The pathologists then needs to review the report, backed by visual evidence, and approve it. Since the process is remote, pathologists do not need to be in a lab. This way, the sample and patient could be in a remote region like Gudalur but the doctor could be sitting in Bengaluru or Mysore or Chennai and still be reviewing the report, prescribing the emergency treatment.
Currently, the sample has to be shipped to the pathologist and the clinician has to wait to start the treatment of the patient.
“We have over 200,000 labs and collection centres in India while the pathologist count hovers around 19,000. Artificial intelligence solutions built by SigTuple can aid doctors to make better decisions faster.
AI can positively impact the early-stage diagnosis of certain medical conditions, which could lead to interventions early hopefully at lower costs leading to better outcomes for patients,” Menon added.
Including the latest installation in Gudalur, SigTuple has conducted 15 odd deployments of AI100 across Indian cities and towns.
The company offers solutions for blood and urine analysis through the same machine and charges about Rs 15 lakh as the upfront cost. There’s also a monthly fee of Rs 10,000-15,000 for cloud, AI support and maintenance.
Notably, Sweden-based CellaVision is also active in the same space. However, Dastidar says that CellaVision’s technology is at least 2 to 3 times more expensive. Also, it requires automated smearing and staining to work, which adds to the cost of operation and is not feasible for use in India or other emerging markets.
On the other hand, SigTuple’s own AI system has been trained to identify cells accurately even when the slide has been manually prepared.
Moving ahead, SigTuple plans to expand the reach of its device and make it available to small and mid-sized labs across India and around the world.
“The cell morphology remains everywhere.

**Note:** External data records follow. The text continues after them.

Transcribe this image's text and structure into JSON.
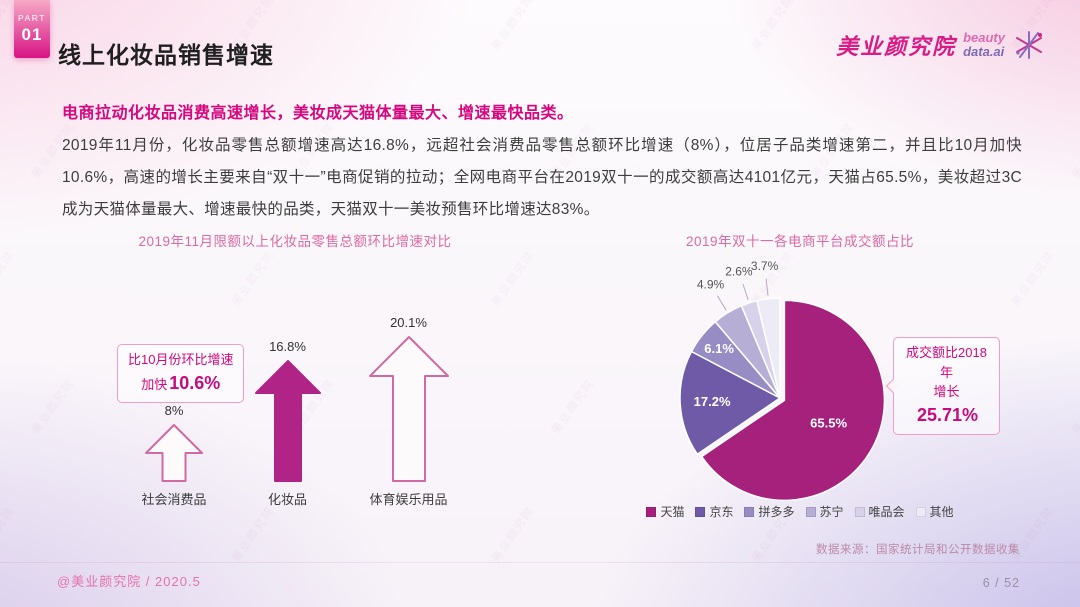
{
  "page": {
    "part_label": "PART",
    "part_number": "01",
    "title": "线上化妆品销售增速",
    "brand": "美业颜究院",
    "brand_sub1": "beauty",
    "brand_sub2": "data.ai",
    "watermark": "美业颜究院"
  },
  "lead": "电商拉动化妆品消费高速增长，美妆成天猫体量最大、增速最快品类。",
  "body": "2019年11月份，化妆品零售总额增速高达16.8%，远超社会消费品零售总额环比增速（8%），位居子品类增速第二，并且比10月加快10.6%，高速的增长主要来自“双十一”电商促销的拉动；全网电商平台在2019双十一的成交额高达4101亿元，天猫占65.5%，美妆超过3C成为天猫体量最大、增速最快的品类，天猫双十一美妆预售环比增速达83%。",
  "chart_data": [
    {
      "type": "bar",
      "title": "2019年11月限额以上化妆品零售总额环比增速对比",
      "categories": [
        "社会消费品",
        "化妆品",
        "体育娱乐用品"
      ],
      "values": [
        8,
        16.8,
        20.1
      ],
      "value_labels": [
        "8%",
        "16.8%",
        "20.1%"
      ],
      "xlabel": "",
      "ylabel": "",
      "highlight_index": 1,
      "highlight_color": "#b02487",
      "outline_color": "#cf6aa3",
      "annotation": {
        "line1": "比10月份环比增速",
        "line2_prefix": "加快",
        "line2_value": "10.6%"
      }
    },
    {
      "type": "pie",
      "title": "2019年双十一各电商平台成交额占比",
      "categories": [
        "天猫",
        "京东",
        "拼多多",
        "苏宁",
        "唯品会",
        "其他"
      ],
      "values": [
        65.5,
        17.2,
        6.1,
        4.9,
        2.6,
        3.7
      ],
      "colors": [
        "#a6217c",
        "#6f5aa8",
        "#988cc4",
        "#b7aed6",
        "#d7d2e9",
        "#edebf5"
      ],
      "legend_position": "bottom",
      "annotation": {
        "line1": "成交额比2018年",
        "line2_prefix": "增长",
        "line2_value": "25.71%"
      }
    }
  ],
  "footer": {
    "left": "@美业颜究院 / 2020.5",
    "source": "数据来源：国家统计局和公开数据收集",
    "page": "6 / 52"
  }
}
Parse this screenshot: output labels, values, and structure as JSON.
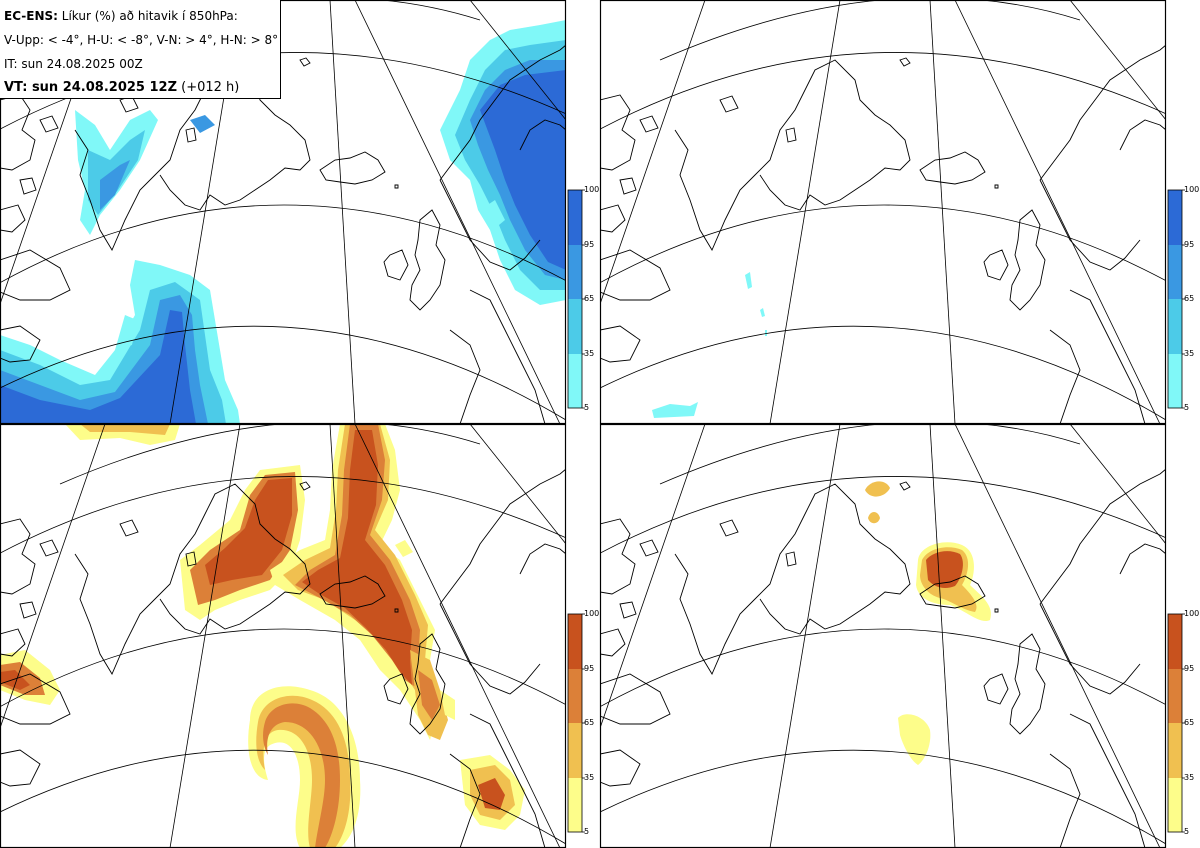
{
  "header": {
    "model": "EC-ENS:",
    "title_rest": "Líkur (%) að hitavik í 850hPa:",
    "thresholds": "V-Upp: < -4°, H-U: < -8°, V-N: > 4°, H-N: > 8°",
    "init_time": "IT: sun 24.08.2025 00Z",
    "valid_time": "VT: sun 24.08.2025 12Z",
    "lead": "(+012 h)"
  },
  "panels": [
    {
      "position": "top-left",
      "threshold": "< -4°",
      "palette": "cold"
    },
    {
      "position": "top-right",
      "threshold": "< -8°",
      "palette": "cold"
    },
    {
      "position": "bottom-left",
      "threshold": "> 4°",
      "palette": "warm"
    },
    {
      "position": "bottom-right",
      "threshold": "> 8°",
      "palette": "warm"
    }
  ],
  "colorbar": {
    "ticks": [
      "5",
      "35",
      "65",
      "95",
      "100"
    ],
    "levels": [
      5,
      35,
      65,
      95,
      100
    ],
    "cold_colors": [
      "#80f8f8",
      "#4ccbe8",
      "#3a98e2",
      "#2c6ad6"
    ],
    "warm_colors": [
      "#fdfd8a",
      "#f0c050",
      "#dc8038",
      "#c8521e"
    ]
  },
  "colors": {
    "coast": "#000000",
    "grid": "#000000",
    "frame": "#000000"
  }
}
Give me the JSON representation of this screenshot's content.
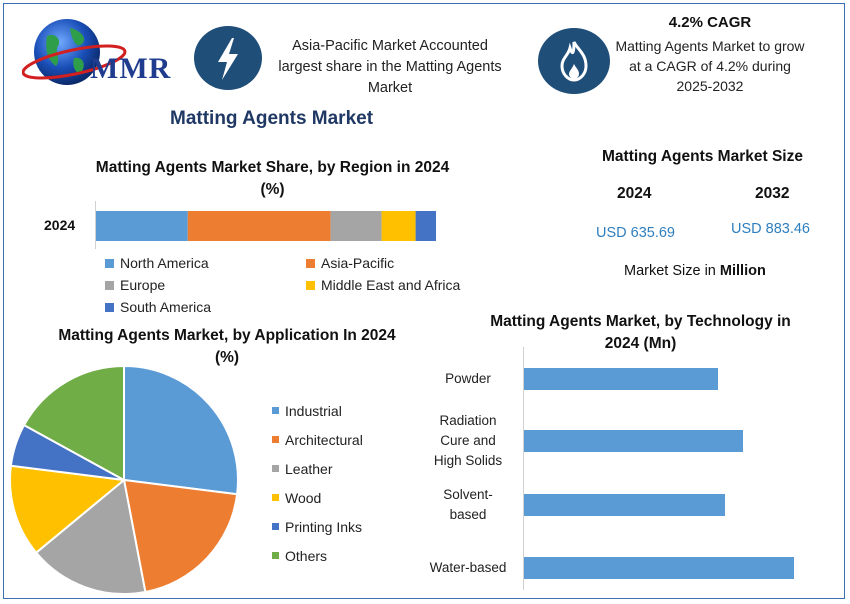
{
  "brand": {
    "logo_text": "MMR"
  },
  "header": {
    "info1": "Asia-Pacific Market Accounted largest share in the Matting Agents Market",
    "cagr_title": "4.2% CAGR",
    "cagr_text": "Matting Agents Market to grow at a CAGR of 4.2% during 2025-2032"
  },
  "main_title": "Matting Agents Market",
  "market_size": {
    "title": "Matting Agents Market Size",
    "year1": "2024",
    "value1": "USD 635.69",
    "year2": "2032",
    "value2": "USD 883.46",
    "unit_prefix": "Market Size in ",
    "unit_bold": "Million"
  },
  "colors": {
    "north_america": "#5b9bd5",
    "asia_pacific": "#ed7d31",
    "europe": "#a5a5a5",
    "middle_east": "#ffc000",
    "south_america": "#4472c4",
    "others": "#70ad47",
    "dark_blue": "#1f4e79"
  },
  "chart_data": [
    {
      "type": "bar",
      "orientation": "horizontal-stacked",
      "title": "Matting Agents Market Share, by Region in 2024 (%)",
      "categories": [
        "2024"
      ],
      "series": [
        {
          "name": "North America",
          "values": [
            27
          ],
          "color": "#5b9bd5"
        },
        {
          "name": "Asia-Pacific",
          "values": [
            42
          ],
          "color": "#ed7d31"
        },
        {
          "name": "Europe",
          "values": [
            15
          ],
          "color": "#a5a5a5"
        },
        {
          "name": "Middle East and Africa",
          "values": [
            10
          ],
          "color": "#ffc000"
        },
        {
          "name": "South America",
          "values": [
            6
          ],
          "color": "#4472c4"
        }
      ],
      "legend": "bottom"
    },
    {
      "type": "pie",
      "title": "Matting Agents Market, by Application In 2024 (%)",
      "labels": [
        "Industrial",
        "Architectural",
        "Leather",
        "Wood",
        "Printing Inks",
        "Others"
      ],
      "values": [
        27,
        20,
        17,
        13,
        6,
        17
      ],
      "colors": [
        "#5b9bd5",
        "#ed7d31",
        "#a5a5a5",
        "#ffc000",
        "#4472c4",
        "#70ad47"
      ],
      "legend": "right"
    },
    {
      "type": "bar",
      "orientation": "horizontal",
      "title": "Matting Agents Market, by Technology in 2024 (Mn)",
      "categories": [
        "Powder",
        "Radiation Cure and High Solids",
        "Solvent-based",
        "Water-based"
      ],
      "category_lines": [
        [
          "Powder"
        ],
        [
          "Radiation",
          "Cure and",
          "High Solids"
        ],
        [
          "Solvent-",
          "based"
        ],
        [
          "Water-based"
        ]
      ],
      "values": [
        190,
        215,
        197,
        265
      ],
      "color": "#5b9bd5"
    }
  ]
}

If we can do this in India, we can do it in anywhere in the world,” Bhadani said while noting that the company is in talks with global distributors and has already recieved CE certification that is required to market the product in European Union and several other countries in Asia and Africa.
In India, considering the current demand, they anticipate that over 100 hospitals will use the product within the next 12 months, resulting in 100% year-on-year growth in revenue.
Since the cost of the machine could be a roadblock against adoption in rural areas, SigTuple is also looking to partner with the corporate industry – like the Silicon Valley Bank for Gudalur – to leverage their CSR budget and make the machine widely available.
The company is also looking at expanding the capabilities of its device beyond blood and urine analysis and enable bone marrow analysis, body fluid analysis, TB detection, among other things.
The company has also conducted a study that shows their AI can detect Covid-19 with the accuracy of rapid antigen test by assessing the morphology of cells, although that effort requires extensive training of doctors and is not actively being pursued at the moment.
“Emergence of technologies like AI, cloud, etc has the potential to break this paradigm of having to reach the hospital for screening and diagnosis which can now move closer to the patient and hospitals can focus on therapy.
While healthcare is more complex with multiple stakeholders like regulators, governments, etc, these technologies have the potential to transform the way healthcare can be delivered in the future,” Chiratae’s Menon said.
With more than 5,000 startups, India’s health-tech segment is expected to grow at a CAGR of 39% to touch $5 billion by 2023.
According to RBSA Advisors, a global valuation and transaction advisory firm, the industry could become a $50 billion opportunity over the next 10 to 12 years.